Many thanks in advance for the help :)
You can find the definition of the lazy ByteString
here:
data ByteString = Empty | Chunk {-# UNPACK #-} !S.ByteString ByteString
deriving (Typeable)
so Chunk
is one data-constructor - the first part is a strict (!
) strict (S.
) ByteString
and then some more Chunks
or Empty
via the second recursive (lazy) ByteString
part.
Note that the second part does not have the (!)
there - so this can be a GHC thunk (the lazy stuff in Haskell) that will only be forced when you need it (for example pattern-match on it).

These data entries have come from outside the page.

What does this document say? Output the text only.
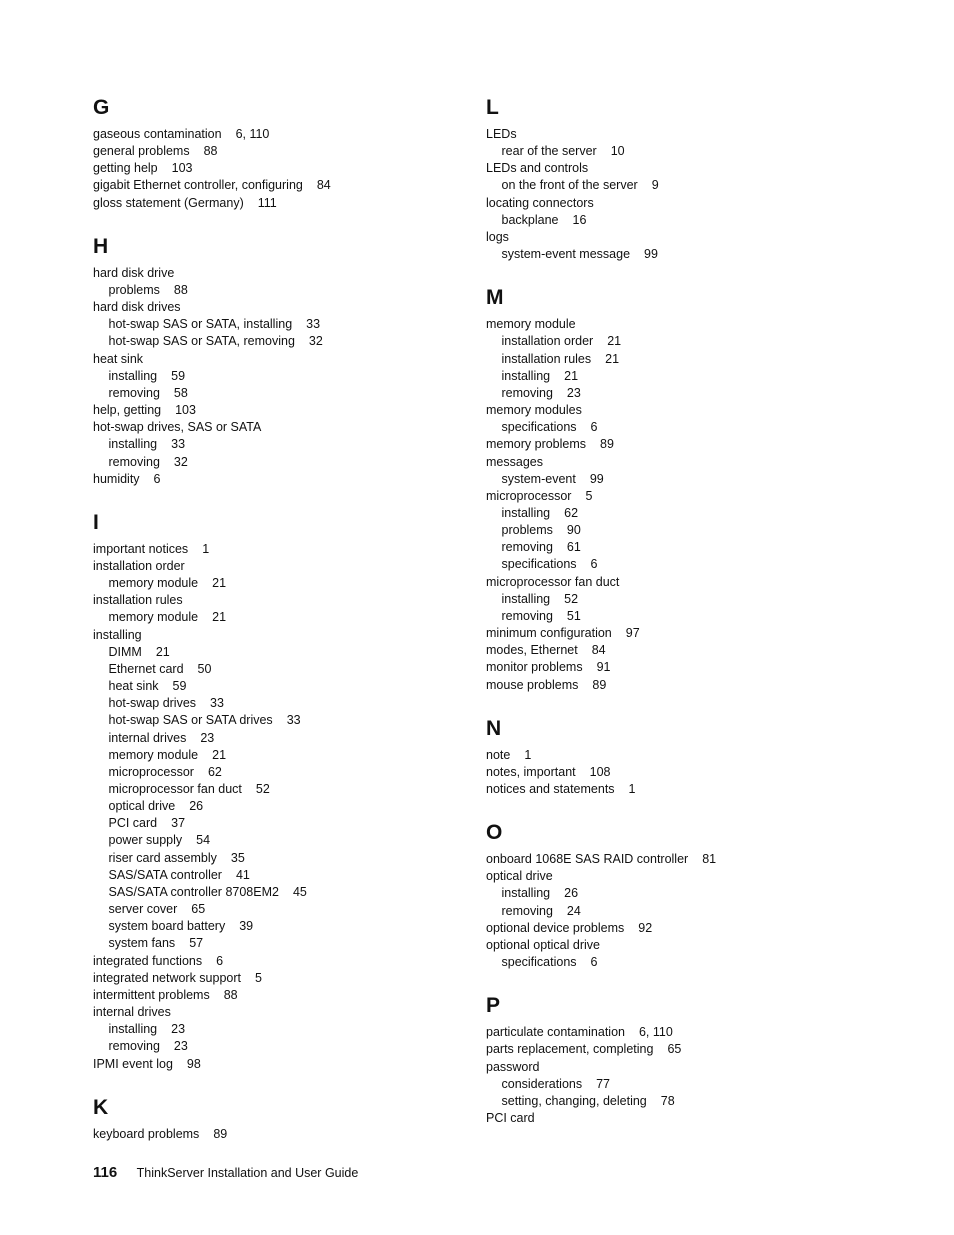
G
gaseous contamination 6, 110
general problems 88
getting help 103
gigabit Ethernet controller, configuring 84
gloss statement (Germany) 111
H
hard disk drive
problems 88
hard disk drives
hot-swap SAS or SATA, installing 33
hot-swap SAS or SATA, removing 32
heat sink
installing 59
removing 58
help, getting 103
hot-swap drives, SAS or SATA
installing 33
removing 32
humidity 6
I
important notices 1
installation order
memory module 21
installation rules
memory module 21
installing
DIMM 21
Ethernet card 50
heat sink 59
hot-swap drives 33
hot-swap SAS or SATA drives 33
internal drives 23
memory module 21
microprocessor 62
microprocessor fan duct 52
optical drive 26
PCI card 37
power supply 54
riser card assembly 35
SAS/SATA controller 41
SAS/SATA controller 8708EM2 45
server cover 65
system board battery 39
system fans 57
integrated functions 6
integrated network support 5
intermittent problems 88
internal drives
installing 23
removing 23
IPMI event log 98
K
keyboard problems 89
L
LEDs
rear of the server 10
LEDs and controls
on the front of the server 9
locating connectors
backplane 16
logs
system-event message 99
M
memory module
installation order 21
installation rules 21
installing 21
removing 23
memory modules
specifications 6
memory problems 89
messages
system-event 99
microprocessor 5
installing 62
problems 90
removing 61
specifications 6
microprocessor fan duct
installing 52
removing 51
minimum configuration 97
modes, Ethernet 84
monitor problems 91
mouse problems 89
N
note 1
notes, important 108
notices and statements 1
O
onboard 1068E SAS RAID controller 81
optical drive
installing 26
removing 24
optional device problems 92
optional optical drive
specifications 6
P
particulate contamination 6, 110
parts replacement, completing 65
password
considerations 77
setting, changing, deleting 78
PCI card
116 ThinkServer Installation and User Guide
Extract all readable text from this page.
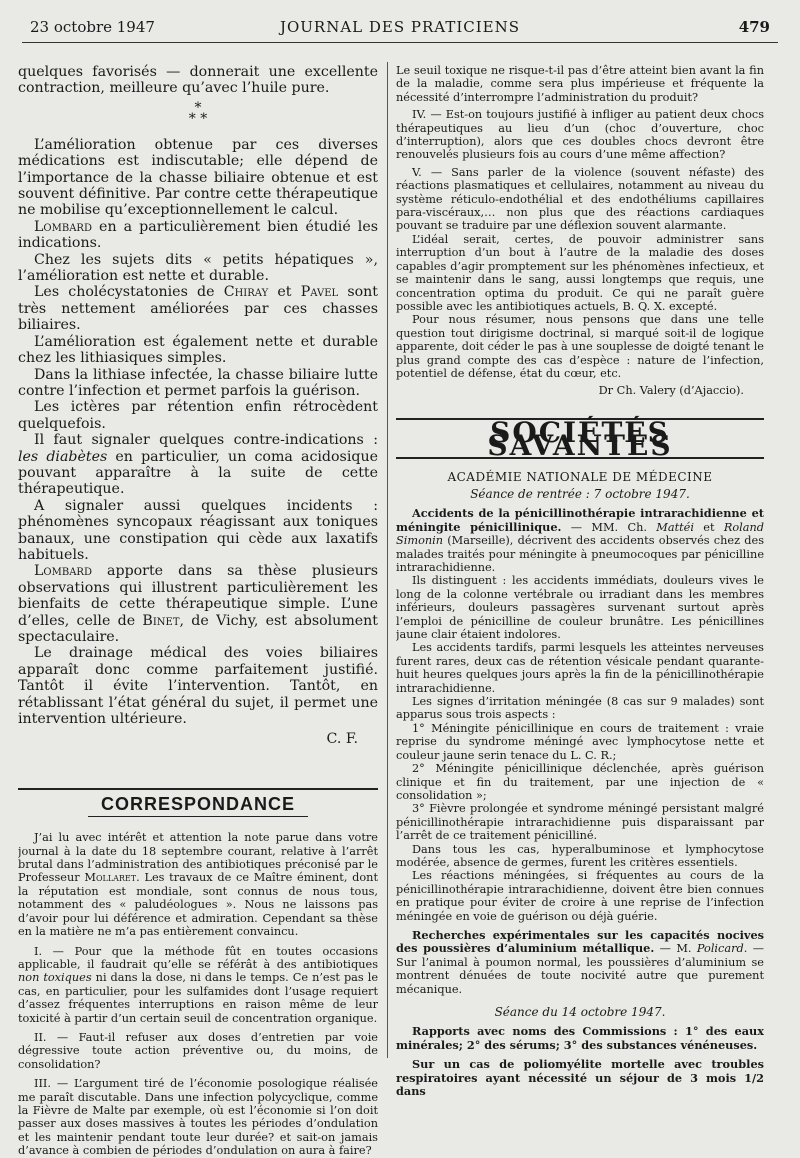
23 octobre 1947	JOURNAL DES PRATICIENS	479

quelques favorisés — donnerait une excellente contraction, meilleure qu’avec l’huile pure.

*
* *

L’amélioration obtenue par ces diverses médications est indiscutable; elle dépend de l’importance de la chasse biliaire obtenue et est souvent définitive. Par contre cette thérapeutique ne mobilise qu’exceptionnellement le calcul.

Lombard en a particulièrement bien étudié les indications.

Chez les sujets dits « petits hépatiques », l’amélioration est nette et durable.

Les cholécystatonies de Chiray et Pavel sont très nettement améliorées par ces chasses biliaires.

L’amélioration est également nette et durable chez les lithiasiques simples.

Dans la lithiase infectée, la chasse biliaire lutte contre l’infection et permet parfois la guérison.

Les ictères par rétention enfin rétrocèdent quelquefois.

Il faut signaler quelques contre-indications : les diabètes en particulier, un coma acidosique pouvant apparaître à la suite de cette thérapeutique.

A signaler aussi quelques incidents : phénomènes syncopaux réagissant aux toniques banaux, une constipation qui cède aux laxatifs habituels.

Lombard apporte dans sa thèse plusieurs observations qui illustrent particulièrement les bienfaits de cette thérapeutique simple. L’une d’elles, celle de Binet, de Vichy, est absolument spectaculaire.

Le drainage médical des voies biliaires apparaît donc comme parfaitement justifié. Tantôt il évite l’intervention. Tantôt, en rétablissant l’état général du sujet, il permet une intervention ultérieure.

C. F.

CORRESPONDANCE

J’ai lu avec intérêt et attention la note parue dans votre journal à la date du 18 septembre courant, relative à l’arrêt brutal dans l’administration des antibiotiques préconisé par le Professeur Mollaret. Les travaux de ce Maître éminent, dont la réputation est mondiale, sont connus de nous tous, notamment des « paludéologues ». Nous ne laissons pas d’avoir pour lui déférence et admiration. Cependant sa thèse en la matière ne m’a pas entièrement convaincu.

I. — Pour que la méthode fût en toutes occasions applicable, il faudrait qu’elle se référât à des antibiotiques non toxiques ni dans la dose, ni dans le temps. Ce n’est pas le cas, en particulier, pour les sulfamides dont l’usage requiert d’assez fréquentes interruptions en raison même de leur toxicité à partir d’un certain seuil de concentration organique.

II. — Faut-il refuser aux doses d’entretien par voie dégressive toute action préventive ou, du moins, de consolidation?

III. — L’argument tiré de l’économie posologique réalisée me paraît discutable. Dans une infection polycyclique, comme la Fièvre de Malte par exemple, où est l’économie si l’on doit passer aux doses massives à toutes les périodes d’ondulation et les maintenir pendant toute leur durée? et sait-on jamais d’avance à combien de périodes d’ondulation on aura à faire?

Le seuil toxique ne risque-t-il pas d’être atteint bien avant la fin de la maladie, comme sera plus impérieuse et fréquente la nécessité d’interrompre l’administration du produit?

IV. — Est-on toujours justifié à infliger au patient deux chocs thérapeutiques au lieu d’un (choc d’ouverture, choc d’interruption), alors que ces doubles chocs devront être renouvelés plusieurs fois au cours d’une même affection?

V. — Sans parler de la violence (souvent néfaste) des réactions plasmatiques et cellulaires, notamment au niveau du système réticulo-endothélial et des endothéliums capillaires para-viscéraux,… non plus que des réactions cardiaques pouvant se traduire par une déflexion souvent alarmante.

L’idéal serait, certes, de pouvoir administrer sans interruption d’un bout à l’autre de la maladie des doses capables d’agir promptement sur les phénomènes infectieux, et se maintenir dans le sang, aussi longtemps que requis, une concentration optima du produit. Ce qui ne paraît guère possible avec les antibiotiques actuels, B. Q. X. excepté.

Pour nous résumer, nous pensons que dans une telle question tout dirigisme doctrinal, si marqué soit-il de logique apparente, doit céder le pas à une souplesse de doigté tenant le plus grand compte des cas d’espèce : nature de l’infection, potentiel de défense, état du cœur, etc.

Dr Ch. Valery (d’Ajaccio).

SOCIÉTÉS SAVANTES
ACADÉMIE NATIONALE DE MÉDECINE
Séance de rentrée : 7 octobre 1947.

Accidents de la pénicillinothérapie intrarachidienne et méningite pénicillinique. — MM. Ch. Mattéi et Roland Simonin (Marseille), décrivent des accidents observés chez des malades traités pour méningite à pneumocoques par pénicilline intrarachidienne.

Ils distinguent : les accidents immédiats, douleurs vives le long de la colonne vertébrale ou irradiant dans les membres inférieurs, douleurs passagères survenant surtout après l’emploi de pénicilline de couleur brunâtre. Les pénicillines jaune clair étaient indolores.

Les accidents tardifs, parmi lesquels les atteintes nerveuses furent rares, deux cas de rétention vésicale pendant quarante-huit heures quelques jours après la fin de la pénicillinothérapie intrarachidienne.

Les signes d’irritation méningée (8 cas sur 9 malades) sont apparus sous trois aspects :

1° Méningite pénicillinique en cours de traitement : vraie reprise du syndrome méningé avec lymphocytose nette et couleur jaune serin tenace du L. C. R.;

2° Méningite pénicillinique déclenchée, après guérison clinique et fin du traitement, par une injection de « consolidation »;

3° Fièvre prolongée et syndrome méningé persistant malgré pénicillinothérapie intrarachidienne puis disparaissant par l’arrêt de ce traitement pénicilliné.

Dans tous les cas, hyperalbuminose et lymphocytose modérée, absence de germes, furent les critères essentiels.

Les réactions méningées, si fréquentes au cours de la pénicillinothérapie intrarachidienne, doivent être bien connues en pratique pour éviter de croire à une reprise de l’infection méningée en voie de guérison ou déjà guérie.

Recherches expérimentales sur les capacités nocives des poussières d’aluminium métallique. — M. Policard. — Sur l’animal à poumon normal, les poussières d’aluminium se montrent dénuées de toute nocivité autre que purement mécanique.

Séance du 14 octobre 1947.

Rapports avec noms des Commissions : 1° des eaux minérales; 2° des sérums; 3° des substances vénéneuses.

Sur un cas de poliomyélite mortelle avec troubles respiratoires ayant nécessité un séjour de 3 mois 1/2 dans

That means a lazy ByteString
is either Empty
or you get a strict (you can think of this as already loaded if you want) part or chunk of the complete string with a lazy remaining/rest/tail ByteString
.
As about the size that depends on the code that is generating this lazy bytestring - the compiler does not come into this.
You can see this for hGetContents
:
hGetContents = hGetContentsN defaultChunkSize
where defaultChunkSize
is defined to be 32 * 1024 - 2 * sizeOf (undefined :: Int)
- so a bit less than 32kB
And yes the rest (snd. argument to Chunk
) can be seen as a pointer to the next Chunk
or Empty
(just like with a normal list).